For KF, the meaning of a complex expression (such as a phrase or a sentence) is an unstructured heap of features -just like the meaning of a single word. The projection rules as formulated in KF destroy the semantic structure and reduce the words of a sentence to a heap. Very far from matching a fluent speaker’s interpretation of sentences or explicating the way in which the meaning of a sentence is derived from the meaning of its components, KF only hints at the presence, in some unspecified capacity, of some meanings somewhere in the structure of a sentence. It tells us, in effect, that (18i) is an expression which says something about cats, mice and chasing', and that (18 ii) does likewise.

It might, of course, be countered that while the set of semantic features in both sentences of (18) is the same, the grammar of these expressions is different. But this is precisely the issue: how is the difference in grammar concretely related to the difference in total meaning? On this KF is silent. What is particularly ironic is that an enterprise in semantics inspired by the most sophisticated syntactic research ever undertaken should end up with a fundamentally asyntactic theory of meaning. In its inability to distinguish (18i) from (18 ii), KF is comparable to certain (linguistically useless) psychological accounts of sentences which seek to explain the meaning of a sentence in terms of ‘ associations ’ between its component words.⁴

To avoid similar defects in an alternative theory, it may be useful to consider how KF maneuvered itself into a position of bankruptcy on the most essential issue.
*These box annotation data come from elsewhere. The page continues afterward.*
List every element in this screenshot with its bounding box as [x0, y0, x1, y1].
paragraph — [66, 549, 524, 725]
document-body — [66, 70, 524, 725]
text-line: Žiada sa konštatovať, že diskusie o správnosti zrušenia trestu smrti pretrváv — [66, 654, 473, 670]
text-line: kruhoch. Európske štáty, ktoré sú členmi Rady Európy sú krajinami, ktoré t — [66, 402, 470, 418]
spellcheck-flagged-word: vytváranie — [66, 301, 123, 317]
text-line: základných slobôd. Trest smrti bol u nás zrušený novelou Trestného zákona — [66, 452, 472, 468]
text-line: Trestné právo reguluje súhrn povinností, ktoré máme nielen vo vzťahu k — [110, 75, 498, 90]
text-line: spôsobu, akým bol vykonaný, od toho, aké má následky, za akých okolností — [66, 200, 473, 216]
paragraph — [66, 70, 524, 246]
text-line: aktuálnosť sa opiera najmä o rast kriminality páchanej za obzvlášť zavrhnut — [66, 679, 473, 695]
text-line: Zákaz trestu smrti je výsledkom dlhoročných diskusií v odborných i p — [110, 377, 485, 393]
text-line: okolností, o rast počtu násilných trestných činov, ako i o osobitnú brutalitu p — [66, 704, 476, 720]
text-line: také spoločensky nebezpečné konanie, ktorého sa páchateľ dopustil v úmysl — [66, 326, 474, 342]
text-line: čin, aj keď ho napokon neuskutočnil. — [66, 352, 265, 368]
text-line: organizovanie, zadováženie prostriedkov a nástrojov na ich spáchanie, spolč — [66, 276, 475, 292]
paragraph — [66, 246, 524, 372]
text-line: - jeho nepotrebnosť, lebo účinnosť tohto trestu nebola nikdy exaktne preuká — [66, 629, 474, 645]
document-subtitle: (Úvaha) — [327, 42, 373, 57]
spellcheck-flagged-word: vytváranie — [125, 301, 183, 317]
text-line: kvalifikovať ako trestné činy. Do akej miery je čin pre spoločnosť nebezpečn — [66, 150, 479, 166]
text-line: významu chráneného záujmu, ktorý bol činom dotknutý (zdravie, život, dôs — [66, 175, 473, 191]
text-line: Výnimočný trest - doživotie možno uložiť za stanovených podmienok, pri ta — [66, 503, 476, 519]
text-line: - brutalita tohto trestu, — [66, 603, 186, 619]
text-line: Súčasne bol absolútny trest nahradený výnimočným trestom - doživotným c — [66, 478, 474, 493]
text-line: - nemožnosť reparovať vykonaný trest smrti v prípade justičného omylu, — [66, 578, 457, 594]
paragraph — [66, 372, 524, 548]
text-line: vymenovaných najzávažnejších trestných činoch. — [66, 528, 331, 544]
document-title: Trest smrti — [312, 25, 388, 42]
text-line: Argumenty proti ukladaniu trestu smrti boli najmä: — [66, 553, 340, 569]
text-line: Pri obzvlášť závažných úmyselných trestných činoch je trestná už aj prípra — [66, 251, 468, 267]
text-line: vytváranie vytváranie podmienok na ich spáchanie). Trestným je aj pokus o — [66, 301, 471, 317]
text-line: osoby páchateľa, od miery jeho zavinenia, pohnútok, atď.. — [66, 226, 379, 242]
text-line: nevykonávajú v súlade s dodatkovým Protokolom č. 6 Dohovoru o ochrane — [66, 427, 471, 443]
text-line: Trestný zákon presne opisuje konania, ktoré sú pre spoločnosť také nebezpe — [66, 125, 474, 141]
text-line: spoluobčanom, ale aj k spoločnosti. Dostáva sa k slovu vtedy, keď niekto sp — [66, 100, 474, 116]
Apparently, this happened when the authors modeled a theory of linguistic meaning on the concept of the multiplication of classes. As logicians have long known, to express the fact that a colorful ball is something which is both colorful and a ball, we may say that colorful ball contains the semantic features of both ball and colorful. The process involved in deriving a compound meaning is expressible as a Boolean class conjunction. One would have thought that with the development of the calculus of many-place predicates, the logic of Boolean (one-place) predicates would be permanently dropped as a model for natural language; yet KF persists in the belief, widespread among nineteenth-century logicians, that Boolean operations are an adequate model for combinatorial semantics. The dire results of such a belief are evident.⁵

¹ The prospect that implicational relations among markers, such as those discussed by Katz and Postal (1964) and Chomsky (1965), may automatically yield unique networks of features, is attractive, but it is unlikely to be borne out when non-anecdotal evidence is considered.

² E.g. on p. 201, under P8, but not consistently (e.g. not on p. 198), and not in accordance with the formal rule stated on p. 198.

³ Reanalysis of these transformed expressions into their underlying sentences, e.g. The detective is a woman vs. The woman is a detective, would not resolve matters, since the addition of the same ultimate components can only lead to the same results in the total.

⁴ For a relatively recent attempt, cf. Mowrer (i96o), ch. 4.

⁵ Among linguistic theories growing out of logic, KF is thus a distinct step backward from Reichenbach (1948), who realized the need for the higher functional calculus in a semantic theory applicable to natural languages. But Reichenbach himself was antiquated when compared to Stohr (1898), who had already appreciated the necessity of supplementing the functional calculus by other models. The logically irreducible character of transitivity was also a continuing interest of Peirce’s (e.g. 3.408, and in many other places in his work).